Due to current zoning laws, the Castaic community is fighting an uphill battle as they oppose the development of another gas station, according to Los Angeles County officials.
Castaic residents voiced their concerns on the proposed development at a public hearing Monday, in which the Castaic Area Town Council ultimately voted 5-0 to oppose the project.
Though the gas station, located at the corner of Lake Hughes Road and Castaic Road, would be the 10th fueling station within a half-mile in Castaic, the project is zoned for service stations by-right, according to Edel Vizcarra, planning and public works deputy for Supervisor Kathryn Barger, who represents the county’s 5th District, which includes the Santa Clarita Valley.
The proposal, which has been submitted to the L.A. County Department of Regional Planning for review and approval, includes a nearly 1-acre station with six dispensers, a 960-square-foot snack shop, a bio-filtration pond and a 50-foot pylon sign, according to Ben Steckler, entitlement manager with Fiedler Group.
The development proposal has highlighted the specifications set out in the current community standards district, which implements special development standards for area usage, and in this case, designates the project site as part of a trucking-focused area.
With the current CSD, the only issue would be the 50-foot sign that is larger than what the CSD allows. If this is denied, the applicant can still open the service station, just with a smaller pole sign.
“Zones are what they are,” Vizcarra said. “By right, you can’t tell them that they can’t build there, but by working with the community, we can develop a plan to discourage these types of uses.”
“A lot of people may look at our town as just a truck stop, (but) we’re looking at the future,” council member Jim D’Addario said, adding that with the new home developments coming in the near future, Castaic will soon be more of a community. “I’ve been here for 20 years and I believe this is a community.”
This seemed to be the consensus among many in attendance, many of whom agreed that instead of another gas station, Castaic needs more family-oriented businesses.
“Honestly, in my opinion, a bank, grocery store or a fast-food restaurant would be a better option,” said longtime Castaic resident Velia Jimenez via message. “I just feel there needs to be a balance. We shouldn’t only be serving the commuters passing through, but we need to serve the residents in Castaic.”
Castaic residents meet to hear plans for a proposed gas station development in Castaic during a public hearing on Monday, Jan. 6, 2020. Emily Alvarenga/The Signal
The proposed station would be a Ralphs-branded station, which John Belanich, chief investment officer with Heslin Holdings, said would allow those with Ralphs loyalty to receive a discount on gas.
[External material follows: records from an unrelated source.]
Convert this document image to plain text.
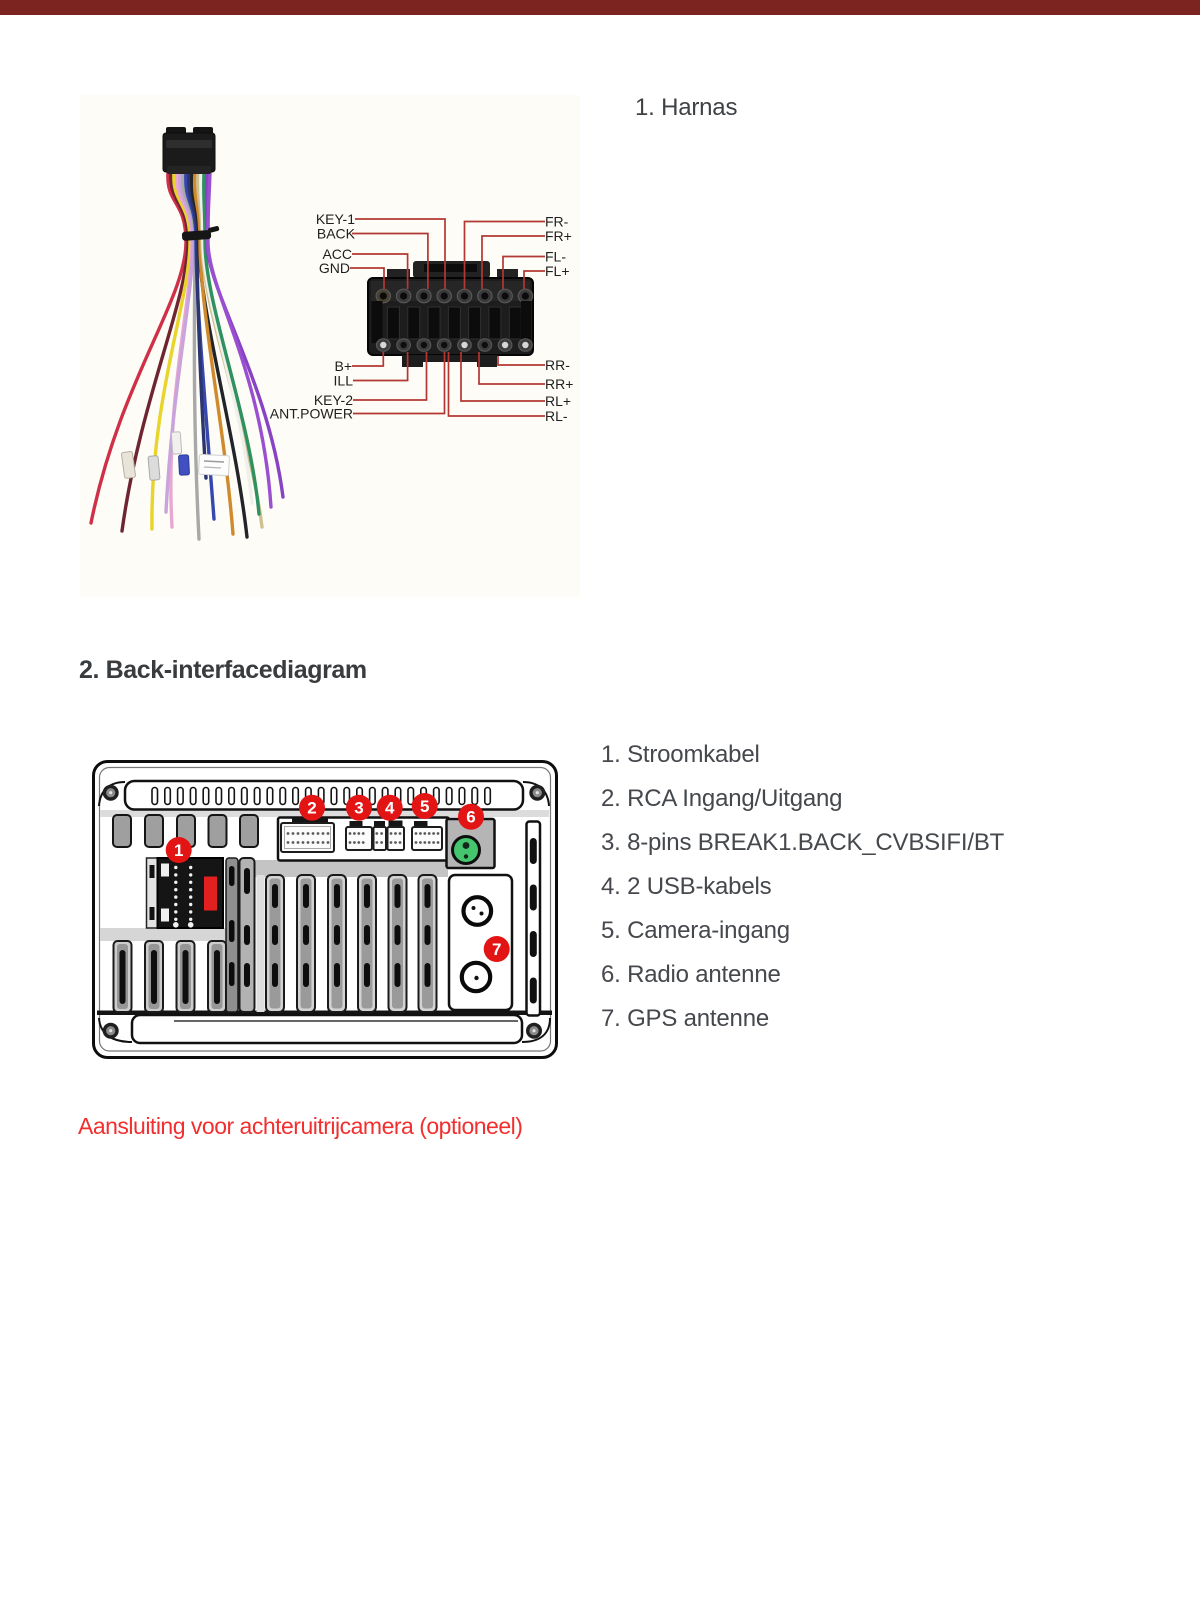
1. Harnas
KEY-1
BACK
ACC
GND
B+
ILL
KEY-2
ANT.POWER
FR-
FR+
FL-
FL+
RR-
RR+
RL+
RL-
2. Back-interfacediagram
1
2 3 4 5
6
7
1. Stroomkabel
2. RCA Ingang/Uitgang
3. 8-pins BREAK1.BACK_CVBSIFI/BT
4. 2 USB-kabels
5. Camera-ingang
6. Radio antenne
7. GPS antenne
Aansluiting voor achteruitrijcamera (optioneel)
“Ralphs has a unique program … (that offers) Costco prices, without Costco lines,” he said. “A Ralphs’ gas station does three to four times that of a typical gas station, so you
will drive a lot of traffic because of the loyalty.”
These savings would be approximately 75 cents to $1 off of a gallon, according to Belanich, which many, including Castaic resident Janette Gabellieri, argue isn’t enough to warrant adding to an already busy intersection.
“I can get 40 to 80 cents (off) at Shell because I’m a Ralphs valued customer,” she said. “I won’t go anywhere near that corner (for discounts on gas) — that corner is nuts.”
Several council members also noted that Ralphs opened a grocery store in the Castaic Village near the proposed project, and it was closed more than five years ago.
“Ralphs abandoned us,” council member Lloyd Carder said. “This project would be really exciting if you guys were saying this is in conjunction with opening up the store across the street. If Ralphs was saying that, I think you’d see lots of smiling faces in this room, but right now, this is just another gas station.”
As the hearing came to a close, D’Addario asked the Castaic residents in the audience to share their opinion by a show of hands — and almost every hand in the room went up in opposition while none went up in support.
Though the council opposed the project, it seems to have opened the discussion to bigger changes that residents believe need to be made.
The Board of Supervisors recognizes the concerns that have been expressed by residents with the current CSD as the community continues to grow, and has been looking at implementing changes, according to Vizcarra.
“We do want to work with the community to create a (new) CSD and revitalize that area,” he said. “Over the years, it has turned into a big destination for trucking … but there is room for other uses that aren’t trucking-centric … and better serve the community’s needs.”